About the most encouraging news on the political/social front that I've seen lately.

De Blasio and Schools Chancellor Richard Carranza want to replace the now-race-blind system for entry to Stuyvesant, Bronx Science and other elite schools with a scheme that would admit many more black and Hispanic kids. The parents saw two big problems there.

First, the “beneficiaries” might be getting set up to fail. The mayor wants these schools to admit the highest performers from terrible middle schools. Will they truly be prepared for the high schools’ demands? As one parent put it, “An A in Brooklyn may not be the same as an A in Manhattan.”

Josh Wallack, the Department of Education enrollment chief, lamely insisted the kids would be ready for the challenge.

A second issue: All black and Hispanic teens admitted under the new rules — even those who would’ve gotten in under the race-blind ones — could face doubts (perhaps including their own) about whether they really belong. Parents rightly fear this will expose their kids to all manner of bias.

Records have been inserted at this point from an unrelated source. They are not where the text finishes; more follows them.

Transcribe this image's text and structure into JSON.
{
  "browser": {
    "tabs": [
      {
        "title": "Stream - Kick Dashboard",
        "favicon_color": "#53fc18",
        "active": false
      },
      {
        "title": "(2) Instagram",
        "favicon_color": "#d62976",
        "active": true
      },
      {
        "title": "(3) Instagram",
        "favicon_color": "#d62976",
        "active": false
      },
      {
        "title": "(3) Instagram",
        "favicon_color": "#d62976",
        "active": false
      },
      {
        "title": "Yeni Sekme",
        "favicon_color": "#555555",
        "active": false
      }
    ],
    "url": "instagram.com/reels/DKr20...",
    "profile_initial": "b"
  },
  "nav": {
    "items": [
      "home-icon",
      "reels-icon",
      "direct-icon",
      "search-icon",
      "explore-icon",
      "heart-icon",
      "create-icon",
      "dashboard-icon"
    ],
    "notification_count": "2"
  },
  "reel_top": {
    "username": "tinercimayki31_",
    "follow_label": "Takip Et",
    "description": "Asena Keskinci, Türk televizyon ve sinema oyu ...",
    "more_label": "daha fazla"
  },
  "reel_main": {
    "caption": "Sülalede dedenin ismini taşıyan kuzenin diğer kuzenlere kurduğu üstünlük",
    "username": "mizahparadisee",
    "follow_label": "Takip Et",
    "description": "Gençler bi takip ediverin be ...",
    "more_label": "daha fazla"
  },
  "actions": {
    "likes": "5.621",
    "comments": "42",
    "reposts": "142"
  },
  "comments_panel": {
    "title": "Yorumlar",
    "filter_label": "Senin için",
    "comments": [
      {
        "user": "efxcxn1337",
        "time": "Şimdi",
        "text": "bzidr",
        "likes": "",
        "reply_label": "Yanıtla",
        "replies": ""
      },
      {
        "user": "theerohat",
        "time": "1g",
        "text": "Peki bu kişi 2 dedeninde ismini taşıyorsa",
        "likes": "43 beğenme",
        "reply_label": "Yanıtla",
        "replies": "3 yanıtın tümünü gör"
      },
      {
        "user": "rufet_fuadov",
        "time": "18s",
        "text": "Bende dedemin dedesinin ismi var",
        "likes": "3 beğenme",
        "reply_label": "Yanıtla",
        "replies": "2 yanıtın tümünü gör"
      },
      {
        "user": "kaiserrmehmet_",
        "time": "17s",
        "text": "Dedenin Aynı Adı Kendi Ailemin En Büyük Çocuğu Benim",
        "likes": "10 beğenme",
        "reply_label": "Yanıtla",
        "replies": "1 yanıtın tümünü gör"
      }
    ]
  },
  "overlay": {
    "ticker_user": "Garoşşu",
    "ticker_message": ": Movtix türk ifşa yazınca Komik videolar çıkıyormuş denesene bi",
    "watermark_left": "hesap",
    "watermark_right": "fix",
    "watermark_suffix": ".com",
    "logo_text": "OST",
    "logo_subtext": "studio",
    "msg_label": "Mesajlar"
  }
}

"We Must Face Persistent Racial Gaps in Academic Performance"

Stuart Taylor:

A few decades ago, it was widely assumed that better education, the expanding black middle class, and racial preferences themselves would bring the academic performance of black (and other minority) students closer to parity with that of whites and Asian-Americans. Racial preferences were viewed as a temporary expedient that would fade away. . . .

As I wrote in 2003, at the time there was “overwhelming evidence that the racial academic gap [was] enormous and ... [had] been growing for the past 15 years [since about 1988]. 

This reversed a trend of rapid progress in closing the racial gaps from the 1950s until about 1988. But over the three decades since 1988, there has been no significant decline in the test score gap between both black and Hispanic high school seniors and their white counterparts. 

"Our Rotten Liberal Arts Colleges"

Steven Hayward:

I have a hypothesis that I’ve not yet published anywhere, but it seems like the propitious time has arrived. My hypothesis is that while places like Berkeley, Colorado/Boulder, the University of Wisconsin, etc. have the rap for being the most politically correct and radical institutions of higher education, in fact they are relatively sane compared to small, elite private liberal arts colleges.